Both fossil records share similar ways of fossil preservation by carbonaceous compression and authigenic mineralisation. Carbonaceous compressions can be loosely compared to creating a detailed photographic negative whereby the carbon residue of an organism is left after sediment compresses the organism over time in anaerobic conditions. Authigenic mineralisation happens in situ during sedimentation either by the precipitation or recrystallisation of minerals replacing the organism's organic body form to produce precise molds and casts.
It is believed that the Fezouata fossils were already dead and decaying on the sea bed of the offshore zone of the continental shelf before they were buried.
This zone was below the wave base and at a depth beneath where there is no wave movement and relatively little disturbance.

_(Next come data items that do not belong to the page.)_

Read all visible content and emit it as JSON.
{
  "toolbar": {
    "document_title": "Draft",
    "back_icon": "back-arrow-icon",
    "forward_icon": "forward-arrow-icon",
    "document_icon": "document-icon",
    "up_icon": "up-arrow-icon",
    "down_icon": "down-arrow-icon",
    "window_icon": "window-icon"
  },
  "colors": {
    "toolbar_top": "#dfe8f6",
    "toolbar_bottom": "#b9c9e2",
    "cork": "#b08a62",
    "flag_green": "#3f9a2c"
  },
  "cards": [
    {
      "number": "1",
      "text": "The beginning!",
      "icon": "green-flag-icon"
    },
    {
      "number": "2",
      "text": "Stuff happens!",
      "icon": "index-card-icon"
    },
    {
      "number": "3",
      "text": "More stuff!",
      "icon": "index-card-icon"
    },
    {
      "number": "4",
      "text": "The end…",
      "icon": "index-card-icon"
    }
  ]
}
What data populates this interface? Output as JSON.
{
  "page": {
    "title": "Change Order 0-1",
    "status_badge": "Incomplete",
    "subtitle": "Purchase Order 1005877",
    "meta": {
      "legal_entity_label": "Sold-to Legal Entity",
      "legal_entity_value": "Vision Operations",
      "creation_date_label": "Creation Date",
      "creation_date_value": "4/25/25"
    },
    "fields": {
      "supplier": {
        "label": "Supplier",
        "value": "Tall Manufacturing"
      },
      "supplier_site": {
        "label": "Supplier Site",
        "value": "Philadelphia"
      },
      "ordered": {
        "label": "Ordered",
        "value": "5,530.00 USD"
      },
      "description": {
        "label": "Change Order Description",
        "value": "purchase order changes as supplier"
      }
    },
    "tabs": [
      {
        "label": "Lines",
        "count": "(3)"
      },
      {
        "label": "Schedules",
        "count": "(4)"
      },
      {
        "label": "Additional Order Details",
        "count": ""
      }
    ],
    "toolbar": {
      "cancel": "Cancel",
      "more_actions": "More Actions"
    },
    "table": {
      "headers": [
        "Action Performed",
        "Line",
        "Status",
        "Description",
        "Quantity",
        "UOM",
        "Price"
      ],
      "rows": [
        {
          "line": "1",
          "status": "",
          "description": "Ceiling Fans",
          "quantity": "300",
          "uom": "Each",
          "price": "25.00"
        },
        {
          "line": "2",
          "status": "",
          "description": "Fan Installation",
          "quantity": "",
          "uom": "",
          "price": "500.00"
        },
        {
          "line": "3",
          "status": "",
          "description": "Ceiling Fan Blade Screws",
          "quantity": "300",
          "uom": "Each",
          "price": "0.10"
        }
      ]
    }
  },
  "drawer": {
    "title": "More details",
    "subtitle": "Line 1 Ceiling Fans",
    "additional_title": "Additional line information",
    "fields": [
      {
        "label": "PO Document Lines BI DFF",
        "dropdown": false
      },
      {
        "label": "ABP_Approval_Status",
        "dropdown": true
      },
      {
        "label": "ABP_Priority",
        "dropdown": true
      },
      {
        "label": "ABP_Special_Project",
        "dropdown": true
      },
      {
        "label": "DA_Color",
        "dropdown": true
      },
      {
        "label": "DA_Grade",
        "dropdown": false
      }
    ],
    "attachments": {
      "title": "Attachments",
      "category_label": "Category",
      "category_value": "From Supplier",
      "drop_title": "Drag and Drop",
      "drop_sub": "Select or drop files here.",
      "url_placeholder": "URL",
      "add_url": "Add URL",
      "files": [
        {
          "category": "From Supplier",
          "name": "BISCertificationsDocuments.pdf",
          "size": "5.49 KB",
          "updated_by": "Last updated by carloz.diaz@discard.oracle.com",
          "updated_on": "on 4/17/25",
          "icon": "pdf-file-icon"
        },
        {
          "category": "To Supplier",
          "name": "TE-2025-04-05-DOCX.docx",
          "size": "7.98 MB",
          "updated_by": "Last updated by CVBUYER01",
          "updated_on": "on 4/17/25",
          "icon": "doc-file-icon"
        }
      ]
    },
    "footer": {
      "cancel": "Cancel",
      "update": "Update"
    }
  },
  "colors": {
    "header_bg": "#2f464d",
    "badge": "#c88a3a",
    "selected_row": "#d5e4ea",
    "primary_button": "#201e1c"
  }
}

The organisms were covered in periodic storm deposits of well-sorted sand. These conditions are in contrast to the Burgess Shale where living organisms were transported, smothered, and preserved by sediments from periodic landslips from a platform into a basin.
The Fezouata fossil assemblage of preserved soft-bodied animals includes a number of living fossils or holdovers from the Cambrian Period and a number of original common ancestors or crown group taxa that have evolved by the Early Ordovician.
The fossils found within the Fezouata Shales include acritarchs, chitinozoans, bivalves, cnidarians, conodonts, echinoderms, gastropods, graptolites, hyolithids, palaeoscolecids, sponges, and trilobites.